INTERSPEECH 2008
9th Annual Conference of the International Speech Communication Association

Brisbane, Australia
September 22-26, 2008

On the Combination of Auditory and Modulation Frequency Channels for ASR Applications

Fabio Valente, Hynek Hermansky

IDIAP Research Institute, Switzerland

This paper investigates the combination of evidence coming from different frequency channels obtained filtering the speech signal at different auditory and modulation frequencies. In our previous work [1], we showed that combination of classifiers trained on different ranges of modulation frequencies is more effective if performed in sequential (hierarchical) fashion. In this work we verify that combination of classifiers trained on different ranges of auditory frequencies is more effective if performed in parallel fashion.

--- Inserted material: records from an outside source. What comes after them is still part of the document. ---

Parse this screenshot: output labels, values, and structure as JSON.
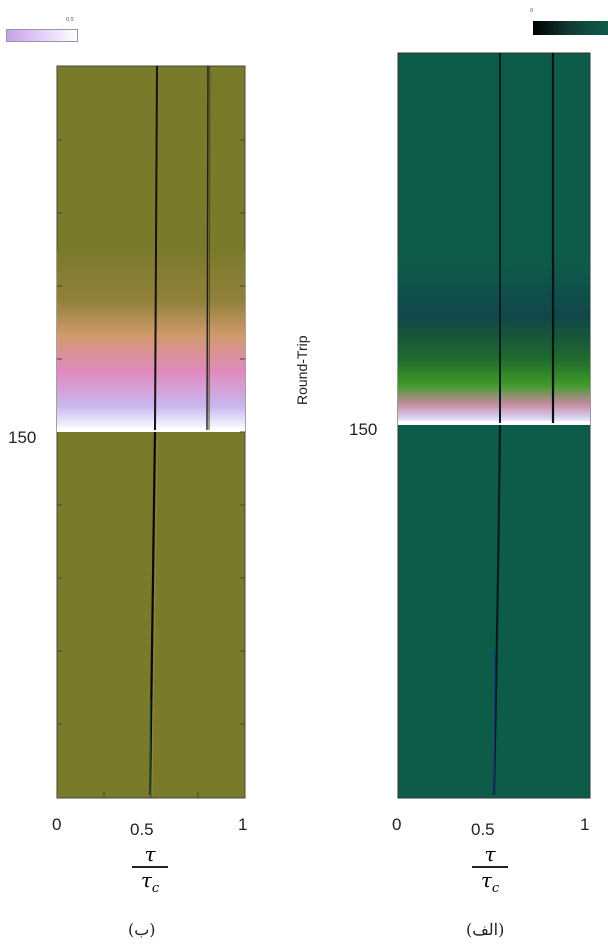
{
  "figure": {
    "right_caption": "(الف)",
    "left_caption": "(ب)",
    "ylabel": "Round-Trip",
    "x_fraction_num": "τ",
    "x_fraction_den": "τ",
    "x_fraction_den_sub": "c"
  },
  "chart_data": [
    {
      "id": "left",
      "type": "heatmap",
      "caption": "(ب)",
      "xlabel": "τ / τc",
      "x_ticks": [
        "0",
        "0.5",
        "1"
      ],
      "xlim": [
        0,
        1
      ],
      "y_ticks": [
        "150"
      ],
      "y_tick_values": [
        150
      ],
      "colorbar_tick": "0.5",
      "colorbar_colors": [
        "#c8a0f0",
        "#ffffff"
      ],
      "background_color": "#7a7a2b",
      "flash_colors": [
        "#7a7a2b",
        "#d19a6e",
        "#e08ac0",
        "#c8b8f0",
        "#ffffff"
      ],
      "features": [
        {
          "kind": "dark_line_before",
          "tau": 0.58
        },
        {
          "kind": "dark_line_before",
          "tau": 0.8
        },
        {
          "kind": "drifting_dark_line_after",
          "tau_start": 0.57,
          "tau_end": 0.5
        }
      ]
    },
    {
      "id": "right",
      "type": "heatmap",
      "caption": "(الف)",
      "xlabel": "τ / τc",
      "ylabel": "Round-Trip",
      "x_ticks": [
        "0",
        "0.5",
        "1"
      ],
      "xlim": [
        0,
        1
      ],
      "y_ticks": [
        "150"
      ],
      "y_tick_values": [
        150
      ],
      "colorbar_tick": "0",
      "colorbar_colors": [
        "#000000",
        "#0d5c4a"
      ],
      "background_color": "#0d5c4a",
      "flash_colors": [
        "#0d5c4a",
        "#2f8a2f",
        "#c88aa0",
        "#d6d0f0",
        "#ffffff"
      ],
      "features": [
        {
          "kind": "dark_line_before",
          "tau": 0.55
        },
        {
          "kind": "dark_line_before",
          "tau": 0.8
        },
        {
          "kind": "drifting_dark_line_after",
          "tau_start": 0.55,
          "tau_end": 0.52
        }
      ]
    }
  ]
}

Furthermore we propose an architecture based on neural networks for combining evidence coming from different auditorymodulation frequency sub-bands that takes advantages of previous findings. This reduces the final WER by 6.2% (from 45.8% to 39.6%) w.r.t the single classifier approach in a LVCSR task.

Full Paper

Bibliographic reference.  Valente, Fabio / Hermansky, Hynek (2008): "On the combination of auditory and modulation frequency channels for ASR applications", In INTERSPEECH-2008, 2242-2245.